Retail, CPG and Logistics
How AI is revolutionising merchandising: Shifting from reactive to proactive strategies
Merchandising, whether in online or offline stores, requires strategies to provide the right product at the right time, improve conversion rates, and enhance customer experiences. Traditional businesses depend on historical data analysis for drafting strategies that fail to meet the dynamic customer demands, resulting in a loss of sales and customer base. This requires real-time analysis of demand change, product pricing, store layouts and product placements, and optimal inventory management by integrating AI in retail merchandising.
AI in retail is rehauling operations, shifting from reactive to proactive approaches. Machine learning in retail supports real-time data analysis, resulting in greater efficiency and profitability for the business. Retailers implementing AI in merchandising will leverage proactive decision-making and deliver superior customer experiences.
With predictive analysis of customer demands, AI facilitates enhanced inventory management and customer satisfaction through personalised products, pricing, and offers; store layouts and visuals; and exclusive customer services, driving improved sales and profits for retailers.
The evolution of machine learning in retail
Traditional merchandising follows a reactive approach in determining optimal stock levels and responding to changing trends by past sales analysis and trial and error methods. While they have worked traditionally, these approaches have notable limitations:
Delayed response time
Retailers analyse trends based on historical data of impacted sales, often leading to missed opportunities in proactively meeting the changing customer demands.
Inefficient inventory management
Historical data fails to analyse real-time demand, providing obsolete stock numbers, leading to overstocking or stockouts that adversely affect profitability.
Human biases
The traditional decision-making process inherits human biases and errors. The data is manually collected and intuitively analysed, often resulting in misleading figures.
AI in retail merchandising mitigates these limitations through real-time data insights, predictive analytics, and automation to optimise customer demand, inventory, and pricing strategies.
Key features of AI in retail merchandising
AI in merchandising contributes to making processes efficient and effective to provide seamless experiences to customers, eventually enhancing sales and revenue for businesses.
Predictive analytics for demand forecasting
AI predictive analytics use machine learning algorithms to assess past data, market trends, and other factors, like economic indicators and social media influence, to forecast demand. The insights allow retailers to draft strategies to meet the changing demands proactively and optimise stock levels, resulting in improved customer services and stock management.
Customer-centric merchandising
AI in retail is enhancing customer experiences by offering personalised recommendations. It analyses buying behaviours and purchasing patterns to provide tailored product recommendations and promotions, improving customer engagement and sales conversion rates.
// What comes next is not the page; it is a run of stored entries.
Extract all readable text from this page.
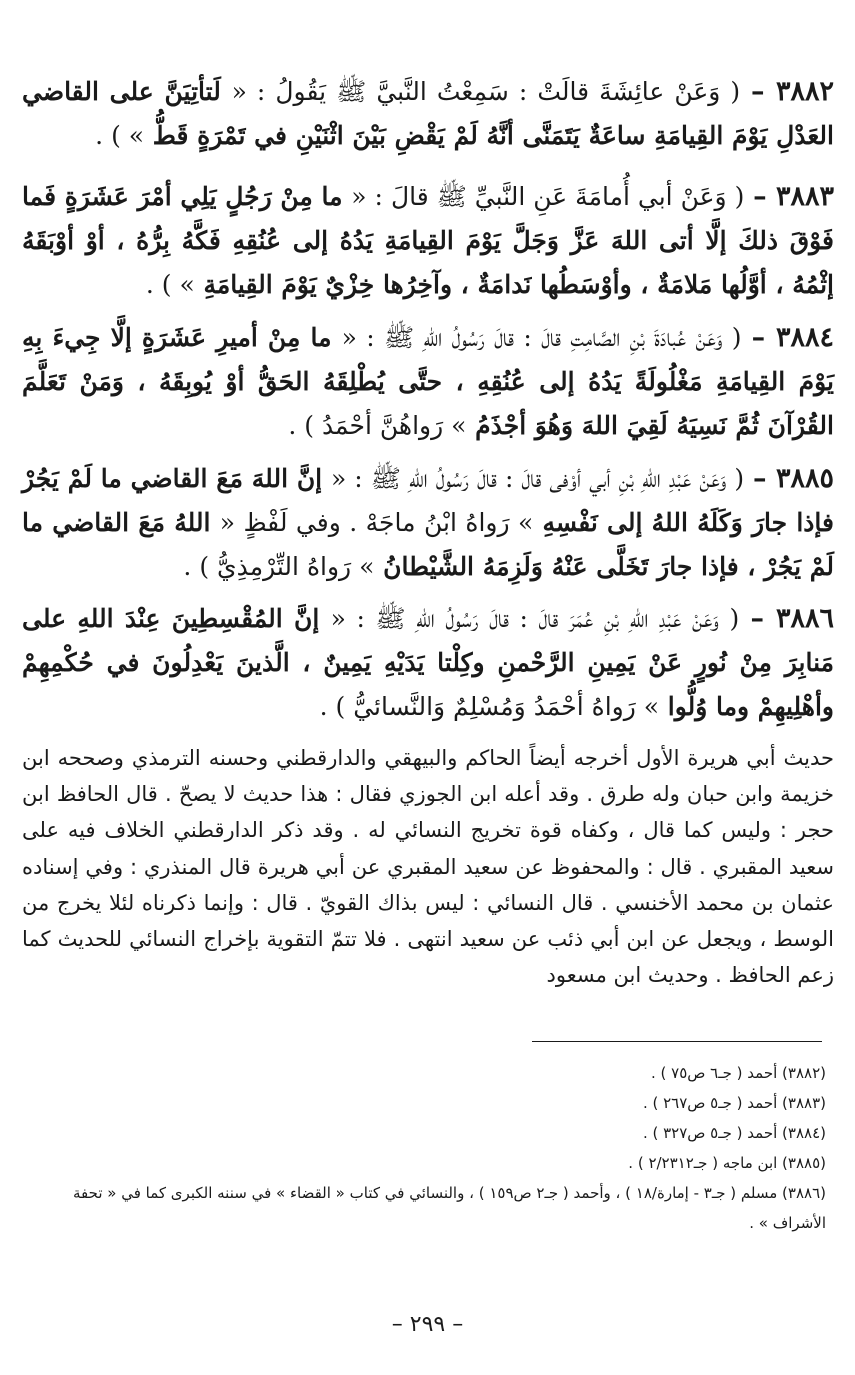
٣٨٨٢ – ( وَعَنْ عائِشَةَ قالَتْ : سَمِعْتُ النَّبيَّ ﷺ يَقُولُ : « لَتأتِيَنَّ على القاضي العَدْلِ يَوْمَ القِيامَةِ ساعَةٌ يَتَمَنَّى أنَّهُ لَمْ يَقْضِ بَيْنَ اثْنَيْنِ في تَمْرَةٍ قَطُّ » ) .
٣٨٨٣ – ( وَعَنْ أبي أُمامَةَ عَنِ النَّبيِّ ﷺ قالَ : « ما مِنْ رَجُلٍ يَلِي أمْرَ عَشَرَةٍ فَما فَوْقَ ذلكَ إلَّا أتى اللهَ عَزَّ وَجَلَّ يَوْمَ القِيامَةِ يَدُهُ إلى عُنُقِهِ فَكَّهُ بِرُّهُ ، أوْ أوْبَقَهُ إثْمُهُ ، أوَّلُها مَلامَةٌ ، وأوْسَطُها نَدامَةٌ ، وآخِرُها خِزْيٌ يَوْمَ القِيامَةِ » ) .
٣٨٨٤ – ( وَعَنْ عُبادَةَ بْنِ الصَّامِتِ قالَ : قالَ رَسُولُ اللهِ ﷺ : « ما مِنْ أميرِ عَشَرَةٍ إلَّا جِيءَ بِهِ يَوْمَ القِيامَةِ مَغْلُولَةً يَدُهُ إلى عُنُقِهِ ، حتَّى يُطْلِقَهُ الحَقُّ أوْ يُوبِقَهُ ، وَمَنْ تَعَلَّمَ القُرْآنَ ثُمَّ نَسِيَهُ لَقِيَ اللهَ وَهُوَ أجْذَمُ » رَواهُنَّ أحْمَدُ ) .
٣٨٨٥ – ( وَعَنْ عَبْدِ اللهِ بْنِ أبي أوْفى قالَ : قالَ رَسُولُ اللهِ ﷺ : « إنَّ اللهَ مَعَ القاضي ما لَمْ يَجُرْ فإذا جارَ وَكَلَهُ اللهُ إلى نَفْسِهِ » رَواهُ ابْنُ ماجَهْ . وفي لَفْظٍ « اللهُ مَعَ القاضي ما لَمْ يَجُرْ ، فإذا جارَ تَخَلَّى عَنْهُ وَلَزِمَهُ الشَّيْطانُ » رَواهُ التِّرْمِذِيُّ ) .
٣٨٨٦ – ( وَعَنْ عَبْدِ اللهِ بْنِ عُمَرَ قالَ : قالَ رَسُولُ اللهِ ﷺ : « إنَّ المُقْسِطِينَ عِنْدَ اللهِ على مَنابِرَ مِنْ نُورٍ عَنْ يَمِينِ الرَّحْمنِ وكِلْتا يَدَيْهِ يَمِينٌ ، الَّذينَ يَعْدِلُونَ في حُكْمِهِمْ وأهْلِيهِمْ وما وُلُّوا » رَواهُ أحْمَدُ وَمُسْلِمٌ وَالنَّسائيُّ ) .
حديث أبي هريرة الأول أخرجه أيضاً الحاكم والبيهقي والدارقطني وحسنه الترمذي وصححه ابن خزيمة وابن حبان وله طرق . وقد أعله ابن الجوزي فقال : هذا حديث لا يصحّ . قال الحافظ ابن حجر : وليس كما قال ، وكفاه قوة تخريج النسائي له . وقد ذكر الدارقطني الخلاف فيه على سعيد المقبري . قال : والمحفوظ عن سعيد المقبري عن أبي هريرة قال المنذري : وفي إسناده عثمان بن محمد الأخنسي . قال النسائي : ليس بذاك القويّ . قال : وإنما ذكرناه لئلا يخرج من الوسط ، ويجعل عن ابن أبي ذئب عن سعيد انتهى . فلا تتمّ التقوية بإخراج النسائي للحديث كما زعم الحافظ . وحديث ابن مسعود
(٣٨٨٢) أحمد ( جـ٦ ص٧٥ ) .
(٣٨٨٣) أحمد ( جـ٥ ص٢٦٧ ) .
(٣٨٨٤) أحمد ( جـ٥ ص٣٢٧ ) .
(٣٨٨٥) ابن ماجه ( جـ٢/٢٣١٢ ) .
(٣٨٨٦) مسلم ( جـ٣ - إمارة/١٨ ) ، وأحمد ( جـ٢ ص١٥٩ ) ، والنسائي في كتاب « القضاء » في سننه الكبرى كما في « تحفة الأشراف » .
– ٢٩٩ –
Personalised customer services
With the help of virtual assistants and chatbots, AI tools provide 24/7, real-time customer service. They efficiently address customer queries, suggest products and services, and assist in checkouts and order tracking, making a quick, personalised purchasing experience.
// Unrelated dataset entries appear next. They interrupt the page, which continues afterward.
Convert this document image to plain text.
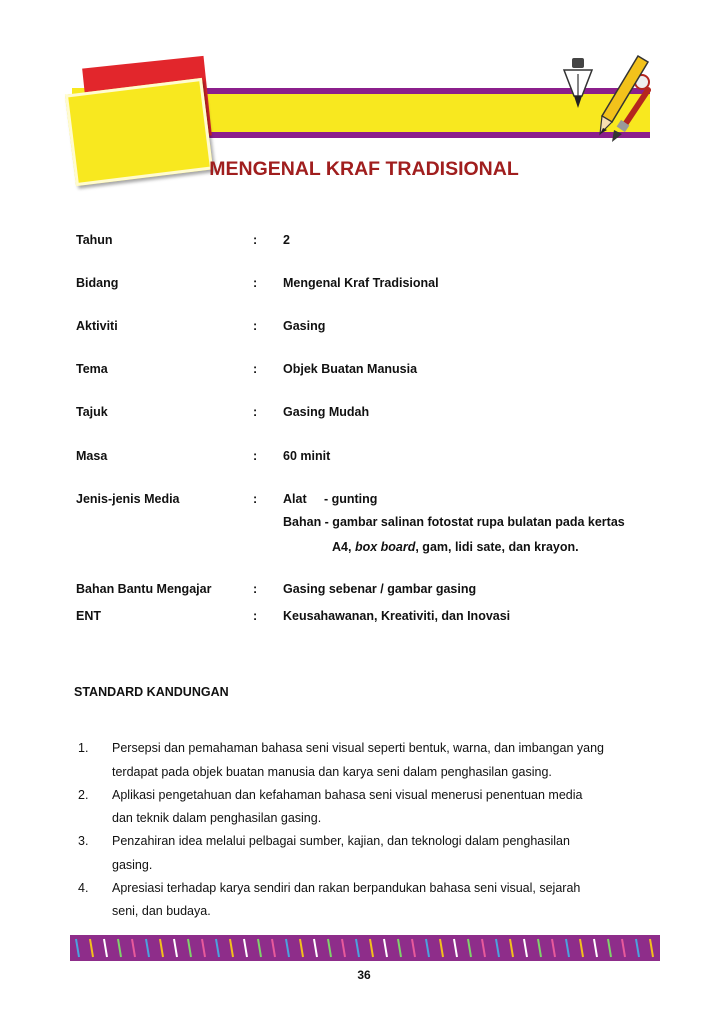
MENGENAL KRAF TRADISIONAL
Tahun	: 2
Bidang	: Mengenal Kraf Tradisional
Aktiviti	: Gasing
Tema	: Objek Buatan Manusia
Tajuk	: Gasing Mudah
Masa	: 60 minit
Jenis-jenis Media	: Alat     - gunting
Bahan - gambar salinan fotostat rupa bulatan pada kertas
A4, box board, gam, lidi sate, dan krayon.
Bahan Bantu Mengajar	: Gasing sebenar / gambar gasing
ENT	: Keusahawanan, Kreativiti, dan Inovasi
STANDARD KANDUNGAN
1. Persepsi dan pemahaman bahasa seni visual seperti bentuk, warna, dan imbangan yang
terdapat pada objek buatan manusia dan karya seni dalam penghasilan gasing.
2. Aplikasi pengetahuan dan kefahaman bahasa seni visual menerusi penentuan media
dan teknik dalam penghasilan gasing.
3. Penzahiran idea melalui pelbagai sumber, kajian, dan teknologi dalam penghasilan
gasing.
4. Apresiasi terhadap karya sendiri dan rakan berpandukan bahasa seni visual, sejarah
seni, dan budaya.
36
Augmented Reality (AR) helps in setting up virtual experiences where customers see how a wearable product would look on them, or a statue would look in their home space. This improves the online shopping experience and chances of conversion rate.
Automated pricing
AI analyses real-time demand change, market conditions, and competitor pricing. This supports retailers in dynamically adjusting their pricing strategies to maximise sales and profitability while remaining competitive.
Optimised inventory management
Machine learning in retail assesses real-time data to create a balance between supply and demand across multiple locations. Automated inventory systems ensure dynamic adjustment of stock levels to reduce the risk of overstocking or stockouts, resulting in improved stock efficiency, cost savings, and profitability.
AI-led store layouts and visuals
Retailers can improve store layouts and shelf placements to enhance in-store customer experience. AI analytics identify high-traffic areas, customer interactions with products, and purchasing behaviour to optimise product positioning and store layouts to maximise sales.
The impact of AI in retail merchandising
AI in retail improves merchandising strategies for retailers to draw the following key business benefits:
Increased sales and revenue
AI in merchandising facilitates personalised customer experiences, optimised stock levels, and real-time predictive demand, resulting in higher conversion rates and improved profitability.
Improved operational efficiency
The automation of stockkeeping, pricing, and demand forecasting reduces operational inventory costs and manual inefficiencies, reducing losses due to overstocking, understocking, or price differentiation.
Operational agility
Machine learning in retail allows retailers to respond to real-time market changes, affording them a competitive advantage and increasing profitability.
Enhanced customer experience
Personalised recommendations, optimised store layouts, and AI assistance create a seamless shopping experience, enhancing sales and customer loyalty.
Overcoming challenges in implementing AI in retail
The benefits of AI in retail are paramount, but its success lies in overcoming implementation challenges. Retailers must invest in new AI infrastructure and consider integration complexities that necessitate organisational change. They must ensure data accuracy and privacy, and a culture of digital innovation to best utilise AI in merchandising.